Last, but not the least, there is the small matter of Harbhajan Singh’s return to the Test fold ahead of the Bangladesh tour, and chief selector Sandeep Patil explicitly stating that Ravindra Jadeja had been dropped. In fact, follow this spinner-lead a little longer and you start seeing the change in mindset from Dhoni to Kohli in more depth.

As a wicket-keeper-captain, the former wanted more control (also keeping in line with his more discipline from fast bowlers theory) when he knew that twenty wickets weren’t easy to come by. Over time, the likes of Harbhajan Singh and Amit Mishra had been tried and tested, and he found that Jadeja exerted that control; even more than R Ashwin in overseas conditions, at times.

In this new role as skipper, Kohli wants to explore all the options while looking at ways to take twenty wickets. For that, he is willing to bench Ashwin and Jadeja, while playing Karn Sharma, and bring Harbhajan and then Mishra into the fold in successive Test series.
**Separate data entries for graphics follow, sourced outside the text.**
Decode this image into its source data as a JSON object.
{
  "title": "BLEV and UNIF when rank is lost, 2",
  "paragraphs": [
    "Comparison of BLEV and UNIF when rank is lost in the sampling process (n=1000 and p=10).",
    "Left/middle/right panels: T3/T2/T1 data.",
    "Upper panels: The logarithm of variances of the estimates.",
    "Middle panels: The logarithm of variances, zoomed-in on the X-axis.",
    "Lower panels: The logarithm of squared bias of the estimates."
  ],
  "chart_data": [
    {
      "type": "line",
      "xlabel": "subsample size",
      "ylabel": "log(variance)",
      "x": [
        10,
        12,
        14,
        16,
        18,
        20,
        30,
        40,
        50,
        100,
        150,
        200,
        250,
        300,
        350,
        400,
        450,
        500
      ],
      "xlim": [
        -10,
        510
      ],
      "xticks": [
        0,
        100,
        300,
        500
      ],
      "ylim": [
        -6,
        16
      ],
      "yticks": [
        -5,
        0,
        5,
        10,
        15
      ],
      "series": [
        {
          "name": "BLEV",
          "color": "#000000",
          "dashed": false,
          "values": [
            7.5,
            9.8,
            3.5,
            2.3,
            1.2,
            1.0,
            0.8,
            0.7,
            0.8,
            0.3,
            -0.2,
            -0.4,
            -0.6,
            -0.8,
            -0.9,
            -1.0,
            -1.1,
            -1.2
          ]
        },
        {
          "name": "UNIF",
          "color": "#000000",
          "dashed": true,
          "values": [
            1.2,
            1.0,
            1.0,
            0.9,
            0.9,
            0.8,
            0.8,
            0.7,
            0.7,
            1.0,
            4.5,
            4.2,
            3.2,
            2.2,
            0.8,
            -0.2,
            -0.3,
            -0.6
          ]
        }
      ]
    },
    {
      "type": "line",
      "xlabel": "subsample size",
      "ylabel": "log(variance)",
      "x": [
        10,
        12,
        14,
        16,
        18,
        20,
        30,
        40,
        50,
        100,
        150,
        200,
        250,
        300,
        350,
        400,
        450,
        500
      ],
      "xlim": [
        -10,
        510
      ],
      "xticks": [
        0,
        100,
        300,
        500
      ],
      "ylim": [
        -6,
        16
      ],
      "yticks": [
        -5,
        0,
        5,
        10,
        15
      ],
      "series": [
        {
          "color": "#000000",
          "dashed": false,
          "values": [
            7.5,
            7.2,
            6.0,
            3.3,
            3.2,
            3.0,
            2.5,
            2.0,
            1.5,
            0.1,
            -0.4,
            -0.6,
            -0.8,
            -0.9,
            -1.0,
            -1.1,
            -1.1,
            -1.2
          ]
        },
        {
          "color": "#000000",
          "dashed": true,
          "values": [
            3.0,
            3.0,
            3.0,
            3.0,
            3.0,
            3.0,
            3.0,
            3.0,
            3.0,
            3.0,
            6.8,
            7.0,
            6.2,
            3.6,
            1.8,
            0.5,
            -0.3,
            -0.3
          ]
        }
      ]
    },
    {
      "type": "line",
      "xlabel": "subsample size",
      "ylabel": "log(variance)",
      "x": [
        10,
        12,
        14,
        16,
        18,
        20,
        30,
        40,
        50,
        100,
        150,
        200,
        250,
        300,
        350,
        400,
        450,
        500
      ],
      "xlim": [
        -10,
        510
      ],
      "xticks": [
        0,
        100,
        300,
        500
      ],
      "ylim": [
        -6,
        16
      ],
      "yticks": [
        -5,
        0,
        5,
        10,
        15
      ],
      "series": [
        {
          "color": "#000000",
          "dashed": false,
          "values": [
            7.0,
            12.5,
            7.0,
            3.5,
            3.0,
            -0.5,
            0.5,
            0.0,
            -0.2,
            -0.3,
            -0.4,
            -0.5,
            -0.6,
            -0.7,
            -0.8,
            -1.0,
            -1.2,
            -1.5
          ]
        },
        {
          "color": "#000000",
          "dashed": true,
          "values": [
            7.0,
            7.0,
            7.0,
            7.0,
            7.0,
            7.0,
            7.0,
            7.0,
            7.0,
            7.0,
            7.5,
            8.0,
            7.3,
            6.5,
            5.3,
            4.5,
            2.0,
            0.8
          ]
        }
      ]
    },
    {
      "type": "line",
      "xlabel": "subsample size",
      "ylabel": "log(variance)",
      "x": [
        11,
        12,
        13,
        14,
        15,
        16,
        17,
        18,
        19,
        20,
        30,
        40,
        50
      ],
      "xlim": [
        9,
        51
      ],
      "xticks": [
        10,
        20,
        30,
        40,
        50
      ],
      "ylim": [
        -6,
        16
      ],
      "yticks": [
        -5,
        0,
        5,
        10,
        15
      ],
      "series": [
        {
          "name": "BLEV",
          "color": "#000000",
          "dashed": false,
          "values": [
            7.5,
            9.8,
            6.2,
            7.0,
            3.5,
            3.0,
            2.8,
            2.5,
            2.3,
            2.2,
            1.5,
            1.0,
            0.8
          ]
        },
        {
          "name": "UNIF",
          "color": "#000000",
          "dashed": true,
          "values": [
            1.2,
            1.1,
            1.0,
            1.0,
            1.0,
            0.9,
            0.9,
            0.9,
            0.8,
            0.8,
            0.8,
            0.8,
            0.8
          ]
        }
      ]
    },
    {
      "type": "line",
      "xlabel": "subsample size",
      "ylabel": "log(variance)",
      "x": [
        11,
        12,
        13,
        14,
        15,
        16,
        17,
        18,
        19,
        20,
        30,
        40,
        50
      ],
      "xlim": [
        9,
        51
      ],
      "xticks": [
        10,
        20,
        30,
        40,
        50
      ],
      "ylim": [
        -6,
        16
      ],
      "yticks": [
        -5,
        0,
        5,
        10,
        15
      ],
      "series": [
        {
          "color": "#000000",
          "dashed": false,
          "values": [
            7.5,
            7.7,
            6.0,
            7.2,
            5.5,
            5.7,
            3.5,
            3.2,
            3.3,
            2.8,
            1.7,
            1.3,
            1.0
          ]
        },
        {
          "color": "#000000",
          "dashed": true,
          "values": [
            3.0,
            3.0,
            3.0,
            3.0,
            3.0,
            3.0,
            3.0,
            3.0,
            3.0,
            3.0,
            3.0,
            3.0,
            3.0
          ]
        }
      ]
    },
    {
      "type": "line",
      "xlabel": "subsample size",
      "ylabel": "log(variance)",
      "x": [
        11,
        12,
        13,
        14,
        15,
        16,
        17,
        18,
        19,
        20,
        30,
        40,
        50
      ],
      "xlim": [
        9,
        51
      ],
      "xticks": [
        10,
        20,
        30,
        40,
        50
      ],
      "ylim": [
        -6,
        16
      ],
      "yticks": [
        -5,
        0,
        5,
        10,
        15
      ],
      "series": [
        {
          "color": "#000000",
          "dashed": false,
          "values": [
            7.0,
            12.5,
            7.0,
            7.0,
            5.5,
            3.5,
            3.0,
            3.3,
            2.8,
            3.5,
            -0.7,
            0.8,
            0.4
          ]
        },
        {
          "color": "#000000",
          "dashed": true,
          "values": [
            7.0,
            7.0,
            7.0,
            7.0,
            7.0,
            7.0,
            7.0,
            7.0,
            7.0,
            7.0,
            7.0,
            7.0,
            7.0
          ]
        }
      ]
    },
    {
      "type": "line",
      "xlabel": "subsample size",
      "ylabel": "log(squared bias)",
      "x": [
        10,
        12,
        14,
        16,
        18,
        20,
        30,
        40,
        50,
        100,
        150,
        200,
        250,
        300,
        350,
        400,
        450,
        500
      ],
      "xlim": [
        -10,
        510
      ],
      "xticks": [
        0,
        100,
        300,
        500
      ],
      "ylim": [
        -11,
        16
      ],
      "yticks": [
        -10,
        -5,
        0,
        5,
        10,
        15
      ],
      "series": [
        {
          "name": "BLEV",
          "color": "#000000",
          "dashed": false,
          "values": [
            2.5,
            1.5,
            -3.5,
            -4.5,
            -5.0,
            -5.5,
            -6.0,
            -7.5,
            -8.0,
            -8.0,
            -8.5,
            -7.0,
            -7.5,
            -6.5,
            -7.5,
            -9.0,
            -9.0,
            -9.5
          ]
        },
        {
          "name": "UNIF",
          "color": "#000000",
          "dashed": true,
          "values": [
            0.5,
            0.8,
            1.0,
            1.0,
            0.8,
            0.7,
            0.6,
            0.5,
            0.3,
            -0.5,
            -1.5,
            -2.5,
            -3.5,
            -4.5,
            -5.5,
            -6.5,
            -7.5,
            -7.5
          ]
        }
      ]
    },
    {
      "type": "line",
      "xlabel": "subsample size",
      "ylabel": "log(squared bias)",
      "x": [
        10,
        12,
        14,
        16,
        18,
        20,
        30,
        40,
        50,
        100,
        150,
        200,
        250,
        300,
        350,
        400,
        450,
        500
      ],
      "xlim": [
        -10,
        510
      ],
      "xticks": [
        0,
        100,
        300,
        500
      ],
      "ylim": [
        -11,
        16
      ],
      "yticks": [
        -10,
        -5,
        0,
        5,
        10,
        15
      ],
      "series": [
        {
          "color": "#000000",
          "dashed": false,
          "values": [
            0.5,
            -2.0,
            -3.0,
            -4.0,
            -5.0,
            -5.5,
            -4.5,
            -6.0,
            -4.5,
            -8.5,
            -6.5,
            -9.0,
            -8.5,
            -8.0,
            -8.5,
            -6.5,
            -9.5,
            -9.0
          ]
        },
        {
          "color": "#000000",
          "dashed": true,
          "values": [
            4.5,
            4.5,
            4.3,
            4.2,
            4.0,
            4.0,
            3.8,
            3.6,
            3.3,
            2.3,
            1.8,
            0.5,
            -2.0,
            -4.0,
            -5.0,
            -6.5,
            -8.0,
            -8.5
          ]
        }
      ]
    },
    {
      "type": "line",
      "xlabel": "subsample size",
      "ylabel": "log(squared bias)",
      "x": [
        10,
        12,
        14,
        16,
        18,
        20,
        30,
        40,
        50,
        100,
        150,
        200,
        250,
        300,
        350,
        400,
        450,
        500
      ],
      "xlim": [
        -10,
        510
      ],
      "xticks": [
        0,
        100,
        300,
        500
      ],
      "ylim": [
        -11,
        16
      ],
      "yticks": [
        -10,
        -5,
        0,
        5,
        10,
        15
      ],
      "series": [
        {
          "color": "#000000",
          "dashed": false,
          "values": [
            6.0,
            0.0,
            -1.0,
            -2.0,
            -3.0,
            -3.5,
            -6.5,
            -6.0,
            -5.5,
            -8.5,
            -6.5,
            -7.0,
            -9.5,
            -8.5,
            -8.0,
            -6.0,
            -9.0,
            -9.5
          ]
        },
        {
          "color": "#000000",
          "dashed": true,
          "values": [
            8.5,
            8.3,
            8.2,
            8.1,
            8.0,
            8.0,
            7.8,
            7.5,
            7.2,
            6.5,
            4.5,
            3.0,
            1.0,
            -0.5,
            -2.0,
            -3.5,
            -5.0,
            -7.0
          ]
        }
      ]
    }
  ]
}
Again, he just wants to take twenty wickets, period. He will try all tricks available in the book, old or new.

In time, maybe he will learn that Dhoni was right to look for control and discipline, even caution. Or alternately, maybe he will be proven right himself, with renewed enthusiasm from the two returning spinners helping him in the matter.

Either way, it is Kohli’s prerogative to find out, and on his own terms. It is his team now, after all.